Subsequently, the Court examined the reasonableness of the administrative decision per the approach outlined in Canada (Minister of Citizenship and Immigration) v. Vavilov [vi]. This case reiterated and clarified principles of judicial review mentioned in Dunsmuir v. New Brunswick[vii]. Whereas Dunsmuir emphasized the exercise of restraint during judicial review, Vavilov specifies that the process of judicial review relies not only on examination of the reasonableness of the decision but also on an appraisal of the underlying rationale behind the decision. The outcome must be reasonable as must be the decision-making process of the administrative tribunal. However, the Court mustn’t usurp the functions of the lower tribunal and re-evaluate the decision based on its own appreciation of the facts. The Superior Court of Quebec concluded that, since the Quebec judicial council decision to reprimand Mr. Braun was reasonable and logical, it could not be overturned.
The Court’s decision sends a strong message that sexist rhetoric is unacceptable in the courtroom by concluding that the council’s reprimand is not only reasonable but also the correct sanction. It is a laudable stance. As one of us argued, nurturing the many myths surrounding sexual violence affects the dignity of the judge’s office[viii]. Moreover, these myths have concrete impacts on the reporting of sexual violence[ix]. The stereotyped view of victims that emphasizes the innocence and naiveté of the victim has been denounced as a harmful by-product of rape culture that actively discourages reporting by survivors who may not conform to this narrow image[x]. Research has shown that these outdated attitudes reduce victim cooperation with investigators and constitute a serious obstacle to justice[xi]. The Court confirms that the council was right in reprimanding this behaviour.
The full decision can be found here.
[i] Braun c. Conseil de la magistrature du Québec, 2020 QCCS 2028.
[ii] For the written opinion, see R. c. Figaro, 2017 QCCQ 7257.
[iii] Ministre de la Justice du Québec c. Braun, 2017-CMQC-066 à 2017-CMQC-077, 2017-CMQC-080, 2017-CMQC-084, 2017-CMQC-108, online: <https://perma.cc/4YND-S9ZB>.
[iv] Michael Nguyen, « Tollé contre les propos d’un juge », Journal de Montréal, October 25, 2017, online: <https://perma.cc/22D7-9B2C>.
[v] Braun c. Conseil de la magistrature du Québec, 2020 QCCS 2028, par. 17, translated, citation omitted.
[vi] Canada (Minister of Citizenship and Immigration) v. Vavilov, 2019 SCC 65.
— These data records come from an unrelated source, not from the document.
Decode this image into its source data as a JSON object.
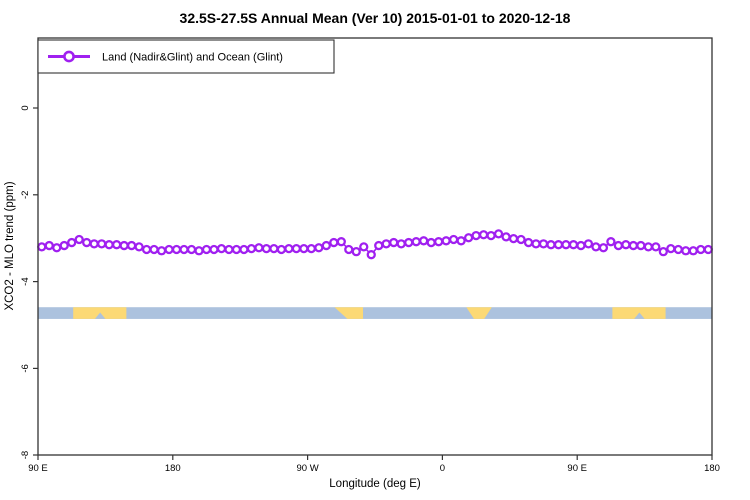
{
  "title": "32.5S-27.5S Annual Mean (Ver 10)   2015-01-01 to 2020-12-18",
  "legend": {
    "series_marker": "open-circle-on-line-icon",
    "series_label": "Land (Nadir&Glint) and Ocean (Glint)"
  },
  "axes": {
    "x_label": "Longitude (deg E)",
    "y_label": "XCO2 - MLO trend (ppm)",
    "x_range_plot_deg": [
      90,
      540
    ],
    "y_range": [
      -8.0,
      1.6
    ],
    "x_ticks": [
      {
        "pos": 90,
        "label": "90 E"
      },
      {
        "pos": 180,
        "label": "180"
      },
      {
        "pos": 270,
        "label": "90 W"
      },
      {
        "pos": 360,
        "label": "0"
      },
      {
        "pos": 450,
        "label": "90 E"
      },
      {
        "pos": 540,
        "label": "180"
      }
    ],
    "y_ticks": [
      {
        "pos": 0,
        "label": "0"
      },
      {
        "pos": -2,
        "label": "-2"
      },
      {
        "pos": -4,
        "label": "-4"
      },
      {
        "pos": -6,
        "label": "-6"
      },
      {
        "pos": -8,
        "label": "-8"
      }
    ]
  },
  "colors": {
    "series": "#A020F0",
    "ocean_band": "#ACC2DE",
    "land_band": "#FCD975",
    "frame": "#333333"
  },
  "chart_data": {
    "type": "line",
    "title": "32.5S-27.5S Annual Mean (Ver 10)   2015-01-01 to 2020-12-18",
    "xlabel": "Longitude (deg E)",
    "ylabel": "XCO2 - MLO trend (ppm)",
    "xlim_plot_deg": [
      90,
      540
    ],
    "ylim": [
      -8.0,
      1.6
    ],
    "grid": false,
    "legend_position": "top-left",
    "series": [
      {
        "name": "Land (Nadir&Glint) and Ocean (Glint)",
        "marker": "open-circle",
        "color": "#A020F0",
        "x_start_deg": 92.5,
        "x_step_deg": 5,
        "values": [
          -3.2,
          -3.17,
          -3.22,
          -3.17,
          -3.1,
          -3.03,
          -3.1,
          -3.13,
          -3.13,
          -3.15,
          -3.15,
          -3.17,
          -3.17,
          -3.2,
          -3.26,
          -3.26,
          -3.29,
          -3.26,
          -3.26,
          -3.26,
          -3.26,
          -3.29,
          -3.26,
          -3.26,
          -3.24,
          -3.26,
          -3.26,
          -3.26,
          -3.24,
          -3.22,
          -3.24,
          -3.24,
          -3.26,
          -3.24,
          -3.24,
          -3.24,
          -3.24,
          -3.22,
          -3.17,
          -3.1,
          -3.08,
          -3.26,
          -3.31,
          -3.2,
          -3.38,
          -3.17,
          -3.13,
          -3.1,
          -3.13,
          -3.1,
          -3.08,
          -3.06,
          -3.1,
          -3.08,
          -3.06,
          -3.03,
          -3.06,
          -2.99,
          -2.94,
          -2.92,
          -2.94,
          -2.9,
          -2.97,
          -3.01,
          -3.03,
          -3.1,
          -3.13,
          -3.13,
          -3.15,
          -3.15,
          -3.15,
          -3.15,
          -3.17,
          -3.13,
          -3.2,
          -3.22,
          -3.08,
          -3.17,
          -3.15,
          -3.17,
          -3.17,
          -3.2,
          -3.2,
          -3.31,
          -3.24,
          -3.26,
          -3.29,
          -3.29,
          -3.26,
          -3.26
        ]
      }
    ],
    "land_ocean_band": {
      "y_top": -4.59,
      "y_bottom": -4.86,
      "ocean_color": "#ACC2DE",
      "land_color": "#FCD975",
      "ocean_extent_deg": [
        90,
        540
      ],
      "land_segments": [
        {
          "from": 113.5,
          "to": 149,
          "region": "Australia",
          "notch": [
            128,
            135
          ]
        },
        {
          "from": 288,
          "to": 307,
          "region": "South America",
          "taper": "left"
        },
        {
          "from": 376,
          "to": 393,
          "region": "Southern Africa",
          "taper": "both"
        },
        {
          "from": 473.5,
          "to": 509,
          "region": "Australia",
          "notch": [
            488,
            495
          ]
        }
      ]
    }
  }
}
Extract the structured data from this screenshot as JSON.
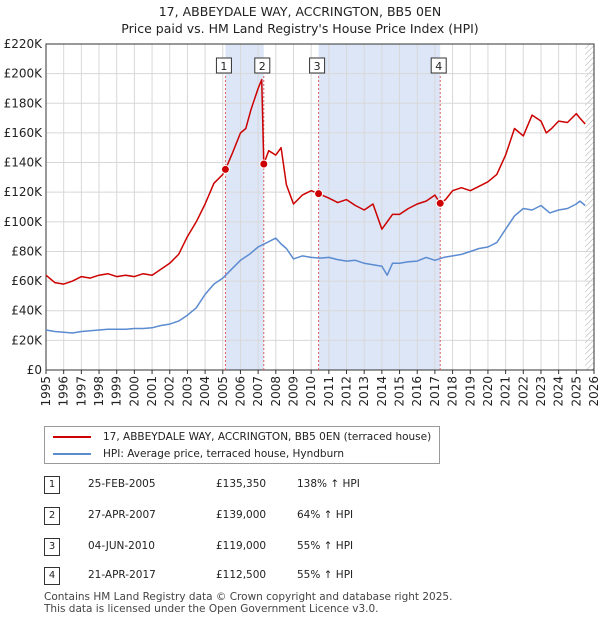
{
  "title_line1": "17, ABBEYDALE WAY, ACCRINGTON, BB5 0EN",
  "title_line2": "Price paid vs. HM Land Registry's House Price Index (HPI)",
  "colors": {
    "property": "#cc0000",
    "hpi": "#5b8bd0",
    "shade": "#dde6f7",
    "vline": "#e06060",
    "grid": "#d8d8d8"
  },
  "chart_data": {
    "type": "line",
    "xlim": [
      1995,
      2026
    ],
    "ylim": [
      0,
      220000
    ],
    "y_ticks": [
      0,
      20000,
      40000,
      60000,
      80000,
      100000,
      120000,
      140000,
      160000,
      180000,
      200000,
      220000
    ],
    "y_tick_labels": [
      "£0",
      "£20K",
      "£40K",
      "£60K",
      "£80K",
      "£100K",
      "£120K",
      "£140K",
      "£160K",
      "£180K",
      "£200K",
      "£220K"
    ],
    "x_ticks": [
      1995,
      1996,
      1997,
      1998,
      1999,
      2000,
      2001,
      2002,
      2003,
      2004,
      2005,
      2006,
      2007,
      2008,
      2009,
      2010,
      2011,
      2012,
      2013,
      2014,
      2015,
      2016,
      2017,
      2018,
      2019,
      2020,
      2021,
      2022,
      2023,
      2024,
      2025,
      2026
    ],
    "x_tick_labels": [
      "1995",
      "1996",
      "1997",
      "1998",
      "1999",
      "2000",
      "2001",
      "2002",
      "2003",
      "2004",
      "2005",
      "2006",
      "2007",
      "2008",
      "2009",
      "2010",
      "2011",
      "2012",
      "2013",
      "2014",
      "2015",
      "2016",
      "2017",
      "2018",
      "2019",
      "2020",
      "2021",
      "2022",
      "2023",
      "2024",
      "2025",
      "2026"
    ],
    "grid": true,
    "shaded_ranges": [
      [
        2005.15,
        2007.32
      ],
      [
        2010.42,
        2017.3
      ]
    ],
    "hatched_from": 2025.5,
    "sales": [
      {
        "label": "1",
        "x": 2005.15,
        "y": 135350
      },
      {
        "label": "2",
        "x": 2007.32,
        "y": 139000
      },
      {
        "label": "3",
        "x": 2010.42,
        "y": 119000
      },
      {
        "label": "4",
        "x": 2017.3,
        "y": 112500
      }
    ],
    "series": [
      {
        "name": "17, ABBEYDALE WAY, ACCRINGTON, BB5 0EN (terraced house)",
        "color": "#cc0000",
        "x": [
          1995,
          1995.5,
          1996,
          1996.5,
          1997,
          1997.5,
          1998,
          1998.5,
          1999,
          1999.5,
          2000,
          2000.5,
          2001,
          2001.5,
          2002,
          2002.5,
          2003,
          2003.5,
          2004,
          2004.5,
          2005.0,
          2005.15,
          2005.5,
          2006,
          2006.3,
          2006.6,
          2007.0,
          2007.2,
          2007.32,
          2007.6,
          2008,
          2008.3,
          2008.6,
          2009,
          2009.5,
          2010,
          2010.42,
          2010.8,
          2011,
          2011.5,
          2012,
          2012.5,
          2013,
          2013.5,
          2014,
          2014.3,
          2014.6,
          2015,
          2015.5,
          2016,
          2016.5,
          2017,
          2017.3,
          2017.6,
          2018,
          2018.5,
          2019,
          2019.5,
          2020,
          2020.5,
          2021,
          2021.5,
          2022,
          2022.5,
          2023,
          2023.3,
          2023.6,
          2024,
          2024.5,
          2025,
          2025.2,
          2025.5
        ],
        "y": [
          64000,
          59000,
          58000,
          60000,
          63000,
          62000,
          64000,
          65000,
          63000,
          64000,
          63000,
          65000,
          64000,
          68000,
          72000,
          78000,
          90000,
          100000,
          112000,
          126000,
          132000,
          135350,
          145000,
          160000,
          163000,
          176000,
          190000,
          196000,
          139000,
          148000,
          145000,
          150000,
          125000,
          112000,
          118000,
          121000,
          119000,
          117000,
          116000,
          113000,
          115000,
          111000,
          108000,
          112000,
          95000,
          100000,
          105000,
          105000,
          109000,
          112000,
          114000,
          118000,
          112500,
          115000,
          121000,
          123000,
          121000,
          124000,
          127000,
          132000,
          145000,
          163000,
          158000,
          172000,
          168000,
          160000,
          163000,
          168000,
          167000,
          173000,
          170000,
          166000
        ]
      },
      {
        "name": "HPI: Average price, terraced house, Hyndburn",
        "color": "#5b8bd0",
        "x": [
          1995,
          1995.5,
          1996,
          1996.5,
          1997,
          1997.5,
          1998,
          1998.5,
          1999,
          1999.5,
          2000,
          2000.5,
          2001,
          2001.5,
          2002,
          2002.5,
          2003,
          2003.5,
          2004,
          2004.5,
          2005,
          2005.5,
          2006,
          2006.5,
          2007,
          2007.5,
          2008,
          2008.3,
          2008.6,
          2009,
          2009.5,
          2010,
          2010.5,
          2011,
          2011.5,
          2012,
          2012.5,
          2013,
          2013.5,
          2014,
          2014.3,
          2014.6,
          2015,
          2015.5,
          2016,
          2016.5,
          2017,
          2017.5,
          2018,
          2018.5,
          2019,
          2019.5,
          2020,
          2020.5,
          2021,
          2021.5,
          2022,
          2022.5,
          2023,
          2023.5,
          2024,
          2024.5,
          2025,
          2025.2,
          2025.5
        ],
        "y": [
          27000,
          26000,
          25500,
          25000,
          26000,
          26500,
          27000,
          27500,
          27500,
          27500,
          28000,
          28000,
          28500,
          30000,
          31000,
          33000,
          37000,
          42000,
          51000,
          58000,
          62000,
          68000,
          74000,
          78000,
          83000,
          86000,
          89000,
          85000,
          82000,
          75000,
          77000,
          76000,
          75500,
          76000,
          74500,
          73500,
          74000,
          72000,
          71000,
          70000,
          64000,
          72000,
          72000,
          73000,
          73500,
          76000,
          74000,
          76000,
          77000,
          78000,
          80000,
          82000,
          83000,
          86000,
          95000,
          104000,
          109000,
          108000,
          111000,
          106000,
          108000,
          109000,
          112000,
          114000,
          111000
        ]
      }
    ]
  },
  "transactions": [
    {
      "num": "1",
      "date": "25-FEB-2005",
      "price": "£135,350",
      "hpi": "138% ↑ HPI"
    },
    {
      "num": "2",
      "date": "27-APR-2007",
      "price": "£139,000",
      "hpi": "64% ↑ HPI"
    },
    {
      "num": "3",
      "date": "04-JUN-2010",
      "price": "£119,000",
      "hpi": "55% ↑ HPI"
    },
    {
      "num": "4",
      "date": "21-APR-2017",
      "price": "£112,500",
      "hpi": "55% ↑ HPI"
    }
  ],
  "footer_line1": "Contains HM Land Registry data © Crown copyright and database right 2025.",
  "footer_line2": "This data is licensed under the Open Government Licence v3.0."
}
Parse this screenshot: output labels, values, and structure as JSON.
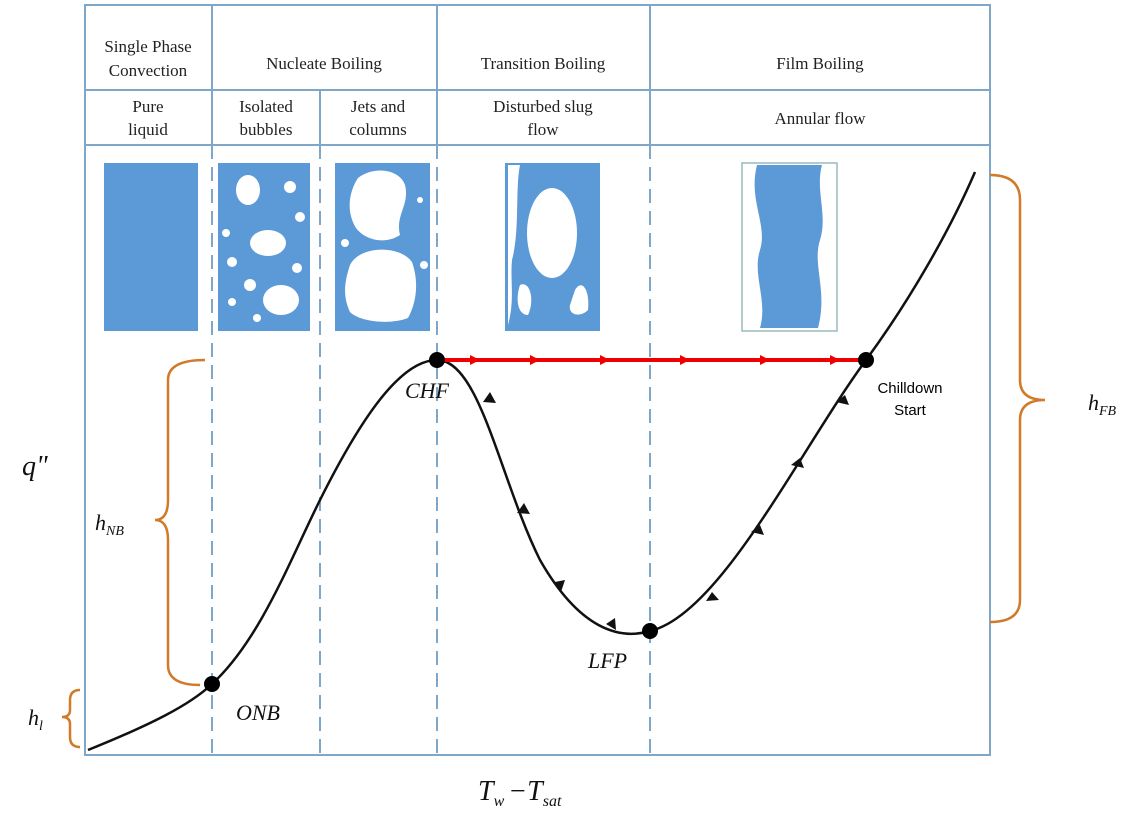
{
  "header": {
    "regimes": [
      [
        "Single Phase",
        "Convection"
      ],
      [
        "Nucleate Boiling"
      ],
      [
        "Transition Boiling"
      ],
      [
        "Film Boiling"
      ]
    ],
    "flow_patterns": [
      [
        "Pure",
        "liquid"
      ],
      [
        "Isolated",
        "bubbles"
      ],
      [
        "Jets and",
        "columns"
      ],
      [
        "Disturbed slug",
        "flow"
      ],
      [
        "Annular flow"
      ]
    ]
  },
  "points": {
    "onb": "ONB",
    "chf": "CHF",
    "lfp": "LFP",
    "chilldown": [
      "Chilldown",
      "Start"
    ]
  },
  "axes": {
    "y": "q\"",
    "x": {
      "t1": "T",
      "s1": "w",
      "t2": "−T",
      "s2": "sat"
    }
  },
  "coefficients": {
    "h_l": {
      "main": "h",
      "sub": "l"
    },
    "h_nb": {
      "main": "h",
      "sub": "NB"
    },
    "h_fb": {
      "main": "h",
      "sub": "FB"
    }
  }
}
[vii] Dunsmuir v. New Brunswick, 2008 SCC 9.
[viii] Lessard, Michaël (2017). « Why couldn’t you just keep your knees together? » L’obligation déontologique des juges face aux victimes d’agression sexuelle. McGill Law Journal, 63(1), 155-187, online: <https://ssrn.com/abstract=3162883>.
[ix] Kelly, L., Lovett, J., & Regan, L. (2005). A gap or a chasm. Attrition in reported rape cases. Home Office Research, Development and Statistics Directorate. 31-34.
[x] Randall, M. (2010). Sexual assault law, credibility, and “ideal victims”: Consent, resistance, and victim blaming. Canadian Journal of Women and the Law, 22(2), 397-433.
[xi] Kaiser, K. A., O’Neal, E. N., & Spohn, C. (2017). “Victim refuses to cooperate”: A focal concerns analysis of victim cooperation in sexual assault cases. Victims & Offenders, 12(2), 297-322.